Когда волхв встретился с Багровым и взял его в ученики, Мировуду оставалось жить не больше года. Волхв знал это точно. Некогда в ранней юности он выпил магический напиток, дававший ему ровно тысячу лет жизни и ни на миг больше. И вот время иссякало, а ученика, которому бы он передал свои знания и силы, у него не было. Вероятно, дело было в том, что Мировуду требовался особый ученик, и он знал, что рано или поздно, пусть даже в последний год, такой появится и он сможетпередать ему…

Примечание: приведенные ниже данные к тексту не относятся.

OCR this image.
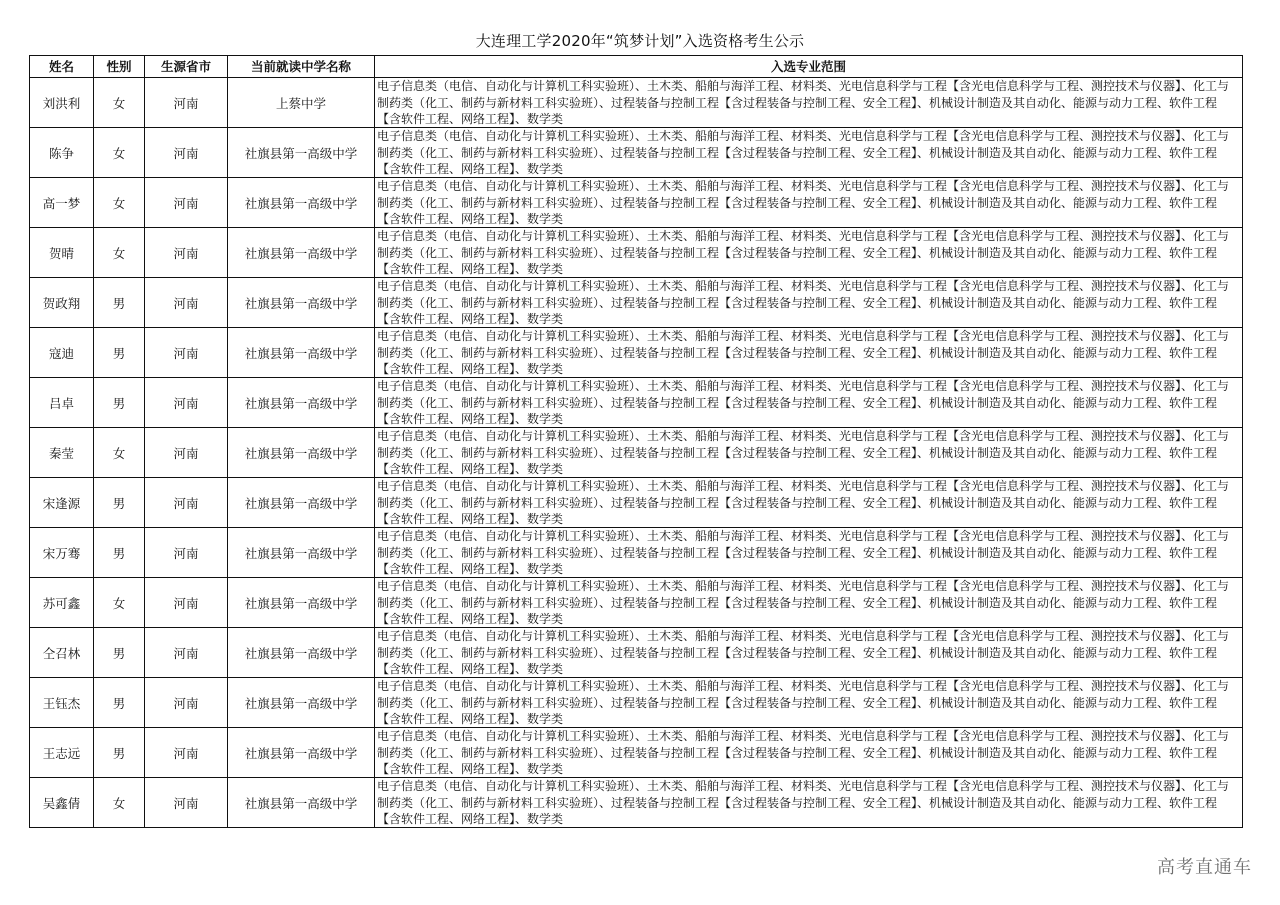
大连理工学2020年“筑梦计划”入选资格考生公示
姓名	性别	生源省市	当前就读中学名称	入选专业范围
刘洪利	女	河南	上蔡中学	电子信息类（电信、自动化与计算机工科实验班）、土木类、船舶与海洋工程、材料类、光电信息科学与工程【含光电信息科学与工程、测控技术与仪器】、化工与制药类（化工、制药与新材料工科实验班）、过程装备与控制工程【含过程装备与控制工程、安全工程】、机械设计制造及其自动化、能源与动力工程、软件工程【含软件工程、网络工程】、数学类

陈争	女	河南	社旗县第一高级中学	电子信息类（电信、自动化与计算机工科实验班）、土木类、船舶与海洋工程、材料类、光电信息科学与工程【含光电信息科学与工程、测控技术与仪器】、化工与制药类（化工、制药与新材料工科实验班）、过程装备与控制工程【含过程装备与控制工程、安全工程】、机械设计制造及其自动化、能源与动力工程、软件工程【含软件工程、网络工程】、数学类

高一梦	女	河南	社旗县第一高级中学	电子信息类（电信、自动化与计算机工科实验班）、土木类、船舶与海洋工程、材料类、光电信息科学与工程【含光电信息科学与工程、测控技术与仪器】、化工与制药类（化工、制药与新材料工科实验班）、过程装备与控制工程【含过程装备与控制工程、安全工程】、机械设计制造及其自动化、能源与动力工程、软件工程【含软件工程、网络工程】、数学类

贺晴	女	河南	社旗县第一高级中学	电子信息类（电信、自动化与计算机工科实验班）、土木类、船舶与海洋工程、材料类、光电信息科学与工程【含光电信息科学与工程、测控技术与仪器】、化工与制药类（化工、制药与新材料工科实验班）、过程装备与控制工程【含过程装备与控制工程、安全工程】、机械设计制造及其自动化、能源与动力工程、软件工程【含软件工程、网络工程】、数学类

贺政翔	男	河南	社旗县第一高级中学	电子信息类（电信、自动化与计算机工科实验班）、土木类、船舶与海洋工程、材料类、光电信息科学与工程【含光电信息科学与工程、测控技术与仪器】、化工与制药类（化工、制药与新材料工科实验班）、过程装备与控制工程【含过程装备与控制工程、安全工程】、机械设计制造及其自动化、能源与动力工程、软件工程【含软件工程、网络工程】、数学类

寇迪	男	河南	社旗县第一高级中学	电子信息类（电信、自动化与计算机工科实验班）、土木类、船舶与海洋工程、材料类、光电信息科学与工程【含光电信息科学与工程、测控技术与仪器】、化工与制药类（化工、制药与新材料工科实验班）、过程装备与控制工程【含过程装备与控制工程、安全工程】、机械设计制造及其自动化、能源与动力工程、软件工程【含软件工程、网络工程】、数学类

吕卓	男	河南	社旗县第一高级中学	电子信息类（电信、自动化与计算机工科实验班）、土木类、船舶与海洋工程、材料类、光电信息科学与工程【含光电信息科学与工程、测控技术与仪器】、化工与制药类（化工、制药与新材料工科实验班）、过程装备与控制工程【含过程装备与控制工程、安全工程】、机械设计制造及其自动化、能源与动力工程、软件工程【含软件工程、网络工程】、数学类

秦莹	女	河南	社旗县第一高级中学	电子信息类（电信、自动化与计算机工科实验班）、土木类、船舶与海洋工程、材料类、光电信息科学与工程【含光电信息科学与工程、测控技术与仪器】、化工与制药类（化工、制药与新材料工科实验班）、过程装备与控制工程【含过程装备与控制工程、安全工程】、机械设计制造及其自动化、能源与动力工程、软件工程【含软件工程、网络工程】、数学类

宋逢源	男	河南	社旗县第一高级中学	电子信息类（电信、自动化与计算机工科实验班）、土木类、船舶与海洋工程、材料类、光电信息科学与工程【含光电信息科学与工程、测控技术与仪器】、化工与制药类（化工、制药与新材料工科实验班）、过程装备与控制工程【含过程装备与控制工程、安全工程】、机械设计制造及其自动化、能源与动力工程、软件工程【含软件工程、网络工程】、数学类

宋万骞	男	河南	社旗县第一高级中学	电子信息类（电信、自动化与计算机工科实验班）、土木类、船舶与海洋工程、材料类、光电信息科学与工程【含光电信息科学与工程、测控技术与仪器】、化工与制药类（化工、制药与新材料工科实验班）、过程装备与控制工程【含过程装备与控制工程、安全工程】、机械设计制造及其自动化、能源与动力工程、软件工程【含软件工程、网络工程】、数学类

苏可鑫	女	河南	社旗县第一高级中学	电子信息类（电信、自动化与计算机工科实验班）、土木类、船舶与海洋工程、材料类、光电信息科学与工程【含光电信息科学与工程、测控技术与仪器】、化工与制药类（化工、制药与新材料工科实验班）、过程装备与控制工程【含过程装备与控制工程、安全工程】、机械设计制造及其自动化、能源与动力工程、软件工程【含软件工程、网络工程】、数学类

仝召林	男	河南	社旗县第一高级中学	电子信息类（电信、自动化与计算机工科实验班）、土木类、船舶与海洋工程、材料类、光电信息科学与工程【含光电信息科学与工程、测控技术与仪器】、化工与制药类（化工、制药与新材料工科实验班）、过程装备与控制工程【含过程装备与控制工程、安全工程】、机械设计制造及其自动化、能源与动力工程、软件工程【含软件工程、网络工程】、数学类

王钰杰	男	河南	社旗县第一高级中学	电子信息类（电信、自动化与计算机工科实验班）、土木类、船舶与海洋工程、材料类、光电信息科学与工程【含光电信息科学与工程、测控技术与仪器】、化工与制药类（化工、制药与新材料工科实验班）、过程装备与控制工程【含过程装备与控制工程、安全工程】、机械设计制造及其自动化、能源与动力工程、软件工程【含软件工程、网络工程】、数学类

王志远	男	河南	社旗县第一高级中学	电子信息类（电信、自动化与计算机工科实验班）、土木类、船舶与海洋工程、材料类、光电信息科学与工程【含光电信息科学与工程、测控技术与仪器】、化工与制药类（化工、制药与新材料工科实验班）、过程装备与控制工程【含过程装备与控制工程、安全工程】、机械设计制造及其自动化、能源与动力工程、软件工程【含软件工程、网络工程】、数学类

吴鑫倩	女	河南	社旗县第一高级中学	电子信息类（电信、自动化与计算机工科实验班）、土木类、船舶与海洋工程、材料类、光电信息科学与工程【含光电信息科学与工程、测控技术与仪器】、化工与制药类（化工、制药与新材料工科实验班）、过程装备与控制工程【含过程装备与控制工程、安全工程】、机械设计制造及其自动化、能源与动力工程、软件工程【含软件工程、网络工程】、数学类
高考直通车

— …знания! — услужливо подсказала Ирка.

Эссиорха поднял на нее укоризненные глаза.

— Не только знания! Мировуд был последним хранителем Камня Пути — одного из самых жизнерадостных, самых важных артефактов этого мира. Пока волхв был жив, мрак не мог завладеть Камнем. Вот после его смерти — другое дело! Мировуд знал, что стоит ему закрыть навеки глаза, как сотни и тысячи рук потянутся к Камню.

— И Багров должен был стать его новым хранителем?

— Разумеется. Но Мировуд не заблуждался. Он знал, что с Багровым никто из магов, особенно из темных, церемониться не будет. Одно дело он сам, и совсем другое дело — мальчишка‑ученик. Через Багрова перешагнут и Камень отнимут. И тут уж сабелькой не отобьешься, пистолетиком не отстреляешься, на лошадке не ускачешь… — сказал Эссиорх.

Ирка посмотрела на портрет. Тот, казалось, внимательно слушал и втайне смеялся. Во всяком случае, уголки губ были слегка приподняты.

— Но волхв все равно взял его в ученики? Почему? — спросила она, глядя не на Эссиорха, а на мальчишку на портрете.

— У Мировуда существовал план. И план этот сработал. Хотя, лопни у меня шина, я не знаю, в чем он состоял! И никогда не знает. Но все очень хотят узнать, причем именно сейчас. Иначе мы не стояли бы с тобой перед уворованной из музея картиной! — сказал Эссиорх с досадой.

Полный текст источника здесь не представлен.